One aspect of the recent cases is that both firms were alleged victims of cyber crime. This is being used as a defence against the stiff penalties. But GDPR is clear on security: data controllers must ensure that “appropriate technical and organisational measures” are used to protect data: each firm must decide what “appropriate measures” they deploy. In fact, the Information Commissioner provided a clear signal to any firm suffering a cyber attack resulting in a data breach, way back in October 2016. In the Talktalk judgement, where the telco lost 100,000 records in an attack, the ICO was withering in its assessment:

“Yes hacking is wrong, but that is not an excuse for companies to abdicate their security obligations. TalkTalk should and could have done more to safeguard its customer information. It did not and we have taken action.”

We’ve had nearly three years to digest that statement: it should be pinned on the wall of every CISO and DPO. Attacks will happen. The question is, how hard have you tried to stop the attacks? Is your position defensible, against a judgement by your regulator?

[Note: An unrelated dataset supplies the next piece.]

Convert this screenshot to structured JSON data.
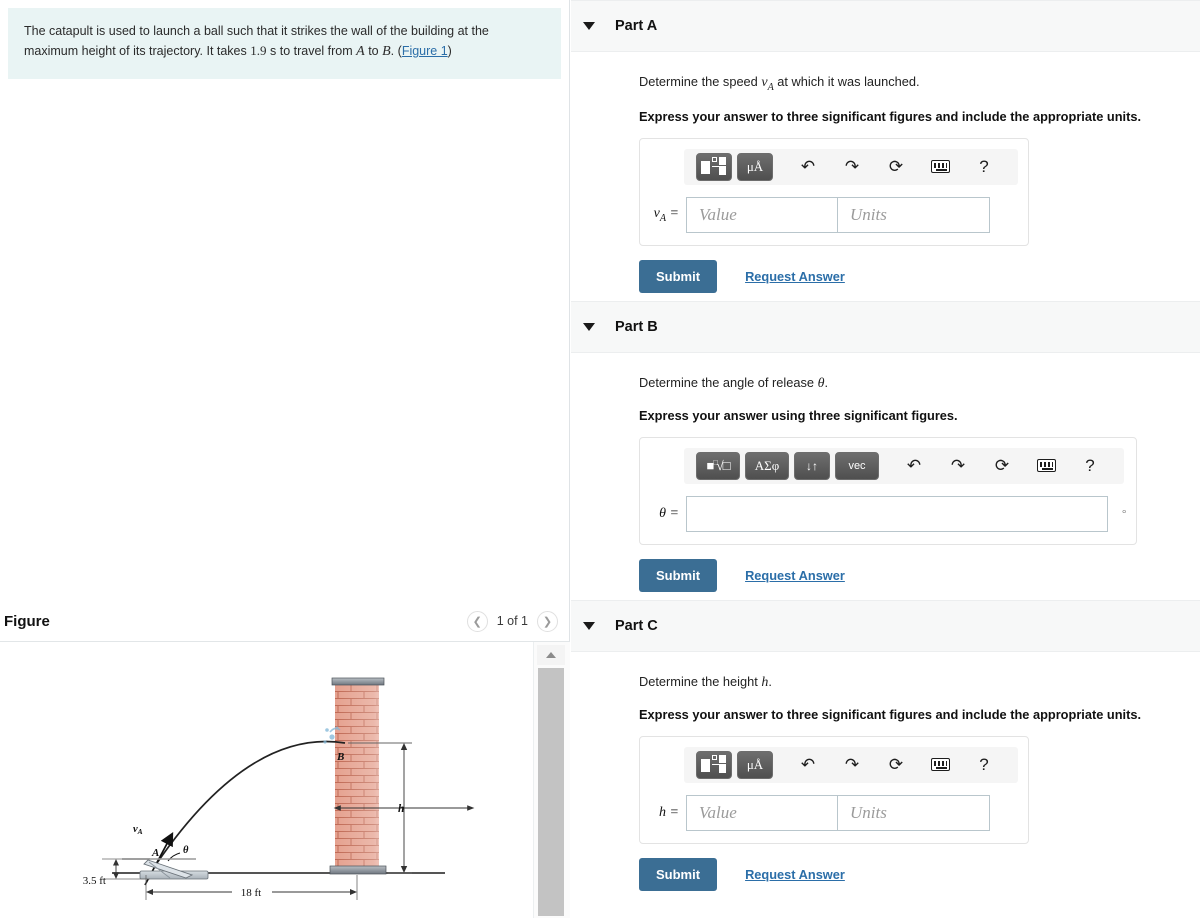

Indeed, this is official advice: in the enforcement guideline issues in October 2017 (eighteen months ago, folks) it states that:

“The controller must make the necessary assessments and reach the appropriate conclusions. The question that the supervisory authority must then answer is to what extent the controller “did what it could be expected to do” given the nature, the purposes or the size of the processing, seen in light of the obligations imposed on them by the Regulation.”

So, today, have a look at your security infrastructure and ask yourself, are you doing what you could be expected to do? If so, carry on. If not, plan to be busy over the next six months.